By 1988, I was a working mother, and my life changed drastically. A great need for quick and easy, yet professional, clothing developed. Fortunately, it coincided with my move from the Boston area to San Francisco, where the dress code was relaxed.

By late 1989, I was working for myself, and had transitioned to a working wardrobe of oversized tops with leggings, or jeans and t-shirts, except for important meetings when my professional wardrobe continued to serve me well. My life, including demanding professional commitments, was organized around my daughter's needs, so I jettisoned my fashionable ways and began to dress nicely in comfortable, flexible clothing that was tasteful, but more appropriate to a classroom or the Pacific Athletic Club (where we spent many hours a week) than to a boardroom.
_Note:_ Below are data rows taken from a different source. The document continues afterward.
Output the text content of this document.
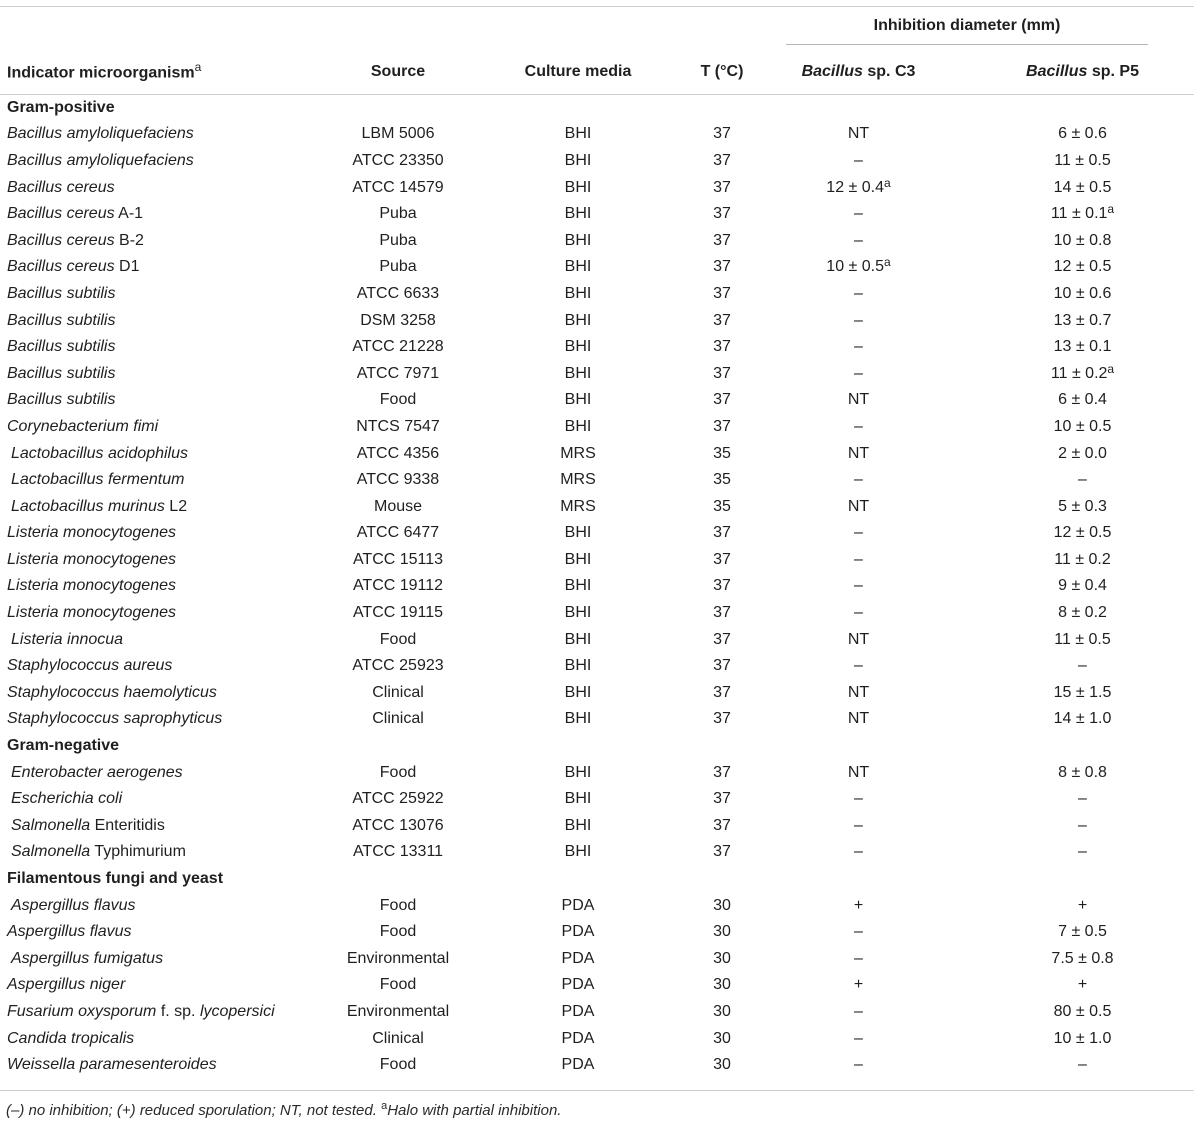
				Inhibition diameter (mm)	

Indicator microorganism$^a$	Source	Culture media	T (°C)	Bacillus sp. C3	Bacillus sp. P5
Gram-positive					
Bacillus amyloliquefaciens	LBM 5006	BHI	37	NT	6 ± 0.6
Bacillus amyloliquefaciens	ATCC 23350	BHI	37	–	11 ± 0.5
Bacillus cereus	ATCC 14579	BHI	37	12 ± 0.4$^a$	14 ± 0.5
Bacillus cereus A-1	Puba	BHI	37	–	11 ± 0.1$^a$
Bacillus cereus B-2	Puba	BHI	37	–	10 ± 0.8
Bacillus cereus D1	Puba	BHI	37	10 ± 0.5$^a$	12 ± 0.5
Bacillus subtilis	ATCC 6633	BHI	37	–	10 ± 0.6
Bacillus subtilis	DSM 3258	BHI	37	–	13 ± 0.7
Bacillus subtilis	ATCC 21228	BHI	37	–	13 ± 0.1
Bacillus subtilis	ATCC 7971	BHI	37	–	11 ± 0.2$^a$
Bacillus subtilis	Food	BHI	37	NT	6 ± 0.4
Corynebacterium fimi	NTCS 7547	BHI	37	–	10 ± 0.5
Lactobacillus acidophilus	ATCC 4356	MRS	35	NT	2 ± 0.0
Lactobacillus fermentum	ATCC 9338	MRS	35	–	–
Lactobacillus murinus L2	Mouse	MRS	35	NT	5 ± 0.3
Listeria monocytogenes	ATCC 6477	BHI	37	–	12 ± 0.5
Listeria monocytogenes	ATCC 15113	BHI	37	–	11 ± 0.2
Listeria monocytogenes	ATCC 19112	BHI	37	–	9 ± 0.4
Listeria monocytogenes	ATCC 19115	BHI	37	–	8 ± 0.2
Listeria innocua	Food	BHI	37	NT	11 ± 0.5
Staphylococcus aureus	ATCC 25923	BHI	37	–	–
Staphylococcus haemolyticus	Clinical	BHI	37	NT	15 ± 1.5
Staphylococcus saprophyticus	Clinical	BHI	37	NT	14 ± 1.0
Gram-negative					
Enterobacter aerogenes	Food	BHI	37	NT	8 ± 0.8
Escherichia coli	ATCC 25922	BHI	37	–	–
Salmonella Enteritidis	ATCC 13076	BHI	37	–	–
Salmonella Typhimurium	ATCC 13311	BHI	37	–	–
Filamentous fungi and yeast					
Aspergillus flavus	Food	PDA	30	+	+
Aspergillus flavus	Food	PDA	30	–	7 ± 0.5
Aspergillus fumigatus	Environmental	PDA	30	–	7.5 ± 0.8
Aspergillus niger	Food	PDA	30	+	+
Fusarium oxysporum f. sp. lycopersici	Environmental	PDA	30	–	80 ± 0.5
Candida tropicalis	Clinical	PDA	30	–	10 ± 1.0
Weissella paramesenteroides	Food	PDA	30	–	–
(–) no inhibition; (+) reduced sporulation; NT, not tested. $^a$Halo with partial inhibition.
My work was done using computers and networks (28.8K modems were to die for!), so I only needed to dress up for occasional meetings or travel.

I hope to add to this post with photos from my years in the 1990s wearing coordinated leggings with oversized tops that I bought at the City Lights outlet store, south of Market in San Francisco, when I find such photos. I loved that stuff; it looked good, used quality fabrics, and was modest and stylish for the time.

In recent years, leggings have made a comeback and are worn with more flattering and stylish tunics than were available in the 1990s. My favorite recent acquisitions are the excellent leggings by matty m. that are carried by Costco (and cost less than online, plus offer more colors, in the stores).

Far more expensive, but versatile and much more comfortable at home on the coast in Hawaii, plus for traveling, are these skirted leggings from Eileen Fisher. It's a great update to the 1990s leggings look! Shown here with a light jersey scoop neck T-shirt by Splendid and a graduated jade bead necklace from Macy's, it's easy to add a variety of jackets, cardigans, tunics, shoes, scarves, shawls, and jewelry to change this basic set of sublayers on a daily basis.

Back to the Auction:

Had I known about and attended the auction online, I would have paid more for both Janice Wainwright lots from Suzy Menke's collection than they actually commanded.

In another future post (thread number two), I'll feature those two Janice Wainwright pieces that were auctioned, and speculate about those two that didn't make it into my wardrobe.